A scarred branch digs into my belly. Sunlight passes in streaks through gaps in the leaves. Lime green, grass green, stripes and splatters hide me.
Beneath me, you’re writing, and I need to see. Are you writing about me? This need consumes me all summer. I look for the book in your room. I follow you after you have written, but you elude me.
I’ve been here since I ran from the dinner table, her voice screaming after me.
I’m too high. I know that the moment you open the book, pull out your fountain pen. The blackbird-song from the orchard battles with your scratch. Can’t see him, can’t see me. I can’t see. One move, I’m no bird, a twig will crack, leaves will betray me.

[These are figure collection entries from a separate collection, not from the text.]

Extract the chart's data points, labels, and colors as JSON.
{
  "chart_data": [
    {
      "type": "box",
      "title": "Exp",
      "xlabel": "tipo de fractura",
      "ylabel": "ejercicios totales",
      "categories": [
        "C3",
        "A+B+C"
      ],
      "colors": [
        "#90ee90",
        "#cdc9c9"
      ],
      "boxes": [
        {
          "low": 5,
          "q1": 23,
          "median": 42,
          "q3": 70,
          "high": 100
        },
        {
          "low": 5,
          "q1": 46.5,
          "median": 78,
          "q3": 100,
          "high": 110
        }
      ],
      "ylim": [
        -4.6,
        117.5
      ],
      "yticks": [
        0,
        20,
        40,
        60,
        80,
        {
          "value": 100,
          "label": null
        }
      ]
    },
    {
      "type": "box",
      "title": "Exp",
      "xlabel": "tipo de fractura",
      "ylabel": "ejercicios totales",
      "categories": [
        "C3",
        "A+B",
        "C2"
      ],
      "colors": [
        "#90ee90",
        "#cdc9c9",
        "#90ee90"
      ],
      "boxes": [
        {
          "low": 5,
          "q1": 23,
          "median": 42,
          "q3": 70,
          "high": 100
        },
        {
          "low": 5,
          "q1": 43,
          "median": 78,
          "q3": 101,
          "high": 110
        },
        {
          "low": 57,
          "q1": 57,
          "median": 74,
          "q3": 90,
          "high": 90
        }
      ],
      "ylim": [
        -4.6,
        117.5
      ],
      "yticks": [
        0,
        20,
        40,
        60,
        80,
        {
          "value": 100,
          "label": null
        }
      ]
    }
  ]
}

I can be cat, brown dapples in the green, unseen enemy of small fur and feathers, slide, slip along. The scrape on my legs tells me I’m making progress.
How close must I be? The bough dips, I’m lower still. Can I see my name in there, or hers? You’re scribbling, black scrawl indecipherable.
I lean. Twigs claw my face, tug on my shirt buttons. I put my hands out, grasp the leaves, then I’m flying like the blackbird, and the text is getting nearer, and you look up.
Blackbird wings beat in my head. There’s grass between my teeth, ink on my skin. A torrent of anger in your voice pours over me.
I sort my limbs from yours, as the script scores tracks through my mind.
I can hear her screaming as she thuds down the lawn, … I’m too old for this … you come here now … what will your mother think … I’m not letting you out of my sight again!
Nothing matters, now. I’ve read the words.